See, NOW they have the tools, so it’s cool, yo. NOW they have the tools, so the NEXT time the banks crash the economy, well, those shareholders should totally watch out! Because he will be coming to get them with the tools, probably! Or maybe! At some point — not right away, these things take time, OK? They take time! But when that time comes, man, watch out! Because Ben Bernanke will be there with the tools!
Later, when pressed again by Warren, Bernanke suggested that the government’s tools to wind down a big bank that is failing were still a work in progress — or at least that financial markets have not yet been convinced of their power.
“Some of these rules take time to develop — um, uh, the orderly liquidation authority, I think we’ve made progress on that,” he said. “We’ve got the living wills — I think we’re moving in the right direction … We do have a plan, and I think it’s moving in the right direction.”
“Any idea about when we’re gonna arrive in the right direction?” Warren said.
“It’s not a zero-one kind of thing,” Bernanke stammered in response. “Over time we will see increasing, uh, increasing market expectations that these institutions can fail.”
He later added, “As somebody who’s spent a lot of late nights dealing with these problems, I would very much like to have confidence we can close down a large institution without causing damage to the economy.”
He would like to, but he doesn’t, which we already knew, but it’s nice that he was finally able to admit it. Except — and this is going to really help you sleep better, we promise — he has a plan, OK? The plan is that the banks will WANT to stop being so big, and then they’ll stop being so big, and then yay! They won’t be so big and USA! USA! (No really, this is kind of what his plan is.)

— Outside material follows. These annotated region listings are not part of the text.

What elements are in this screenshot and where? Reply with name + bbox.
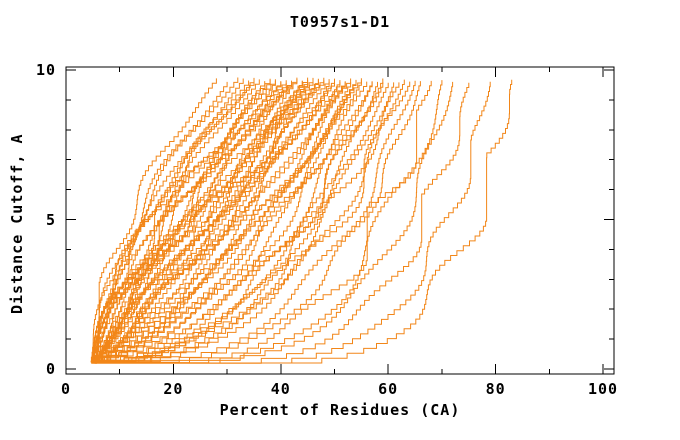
model-curve xyxy=(92,81,421,364)
model-curve xyxy=(91,78,244,362)
model-curve xyxy=(92,81,491,364)
model-curve xyxy=(91,79,357,363)
model-curve xyxy=(95,77,239,362)
model-curves xyxy=(90,77,513,364)
plot-border xyxy=(65,66,615,375)
model-curve xyxy=(92,79,271,361)
model-curve xyxy=(94,82,470,364)
model-curve xyxy=(95,78,319,363)
model-curve xyxy=(91,77,325,362)
model-curve xyxy=(92,79,319,361)
x-tick-label: 100 xyxy=(587,380,619,398)
model-curve xyxy=(96,80,325,363)
y-tick-label: 0 xyxy=(45,360,56,378)
model-curve xyxy=(95,79,309,363)
model-curve xyxy=(91,81,411,363)
x-tick-label: 80 xyxy=(485,380,506,398)
model-curve xyxy=(93,81,368,362)
model-curve xyxy=(92,82,346,362)
model-curve xyxy=(94,82,389,362)
model-curve xyxy=(91,82,282,361)
model-curve xyxy=(92,81,228,364)
model-curve xyxy=(96,80,432,364)
model-curve xyxy=(92,81,454,361)
model-curve xyxy=(97,79,330,364)
model-curve xyxy=(90,79,260,363)
model-curve xyxy=(95,81,373,364)
model-curve xyxy=(97,77,309,362)
model-curve xyxy=(98,77,298,362)
model-curve xyxy=(96,80,255,363)
model-curve xyxy=(94,81,335,361)
y-tick-label: 5 xyxy=(45,210,56,229)
x-tick-label: 40 xyxy=(270,380,291,398)
x-tick-label: 60 xyxy=(378,380,399,398)
model-curve xyxy=(92,78,384,361)
model-curve xyxy=(95,79,513,364)
model-curve xyxy=(96,80,362,363)
model-curve xyxy=(94,80,292,363)
model-curve xyxy=(97,78,352,363)
model-curve xyxy=(96,82,384,364)
model-curve xyxy=(93,79,276,364)
x-tick-label: 0 xyxy=(60,380,72,398)
x-tick-label: 20 xyxy=(163,380,184,398)
model-curve xyxy=(92,80,287,361)
y-tick-label: 10 xyxy=(35,61,56,79)
model-curve xyxy=(93,80,443,364)
model-curve xyxy=(92,82,395,363)
model-curve xyxy=(92,78,362,361)
chart-title: T0957s1-D1 xyxy=(289,13,391,31)
model-curve xyxy=(95,80,416,363)
model-curve xyxy=(90,78,335,362)
model-curve xyxy=(91,82,292,362)
model-curve xyxy=(95,81,346,362)
x-axis-label: Percent of Residues (CA) xyxy=(219,401,461,419)
model-curve xyxy=(96,82,341,363)
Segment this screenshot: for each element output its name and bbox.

Bernanke suggested that banks would eventually lose some of the benefits of size and would shrink themselves voluntarily.
Size doesn’t matter, Jamie Dimon, haven’t you heard?
Meanwhile, the big banks are benefitting pretty nicely from their size! Did you know, for example, that Wall Street banks paid out nearly $122,000 in bonuses per banker last year, which is almost three times the American median household income? The last time bankers took home bonuses that were less than the median household income was 1991. This is because banks, as Jamie Dimon helpfully explained, are “anti-fragile,” and benefit from economic downturns. And truer words were never spoken, really, given that the economic downturn has been gravy all day for JP Morgan! They get taxpayer subsidies! They got to buy Bear Stearns in a fire sale! They got billions of dollars in TARP funds! The economic downturn has been AWESOME! And next year, it will be EVEN MORE AWESOME for JP Morgan, because they will be laying off 15,000 people and saving $3,000,000,000. And boy, we can’t wait for that $3,000,000,000 to trickle down on us like a golden shower!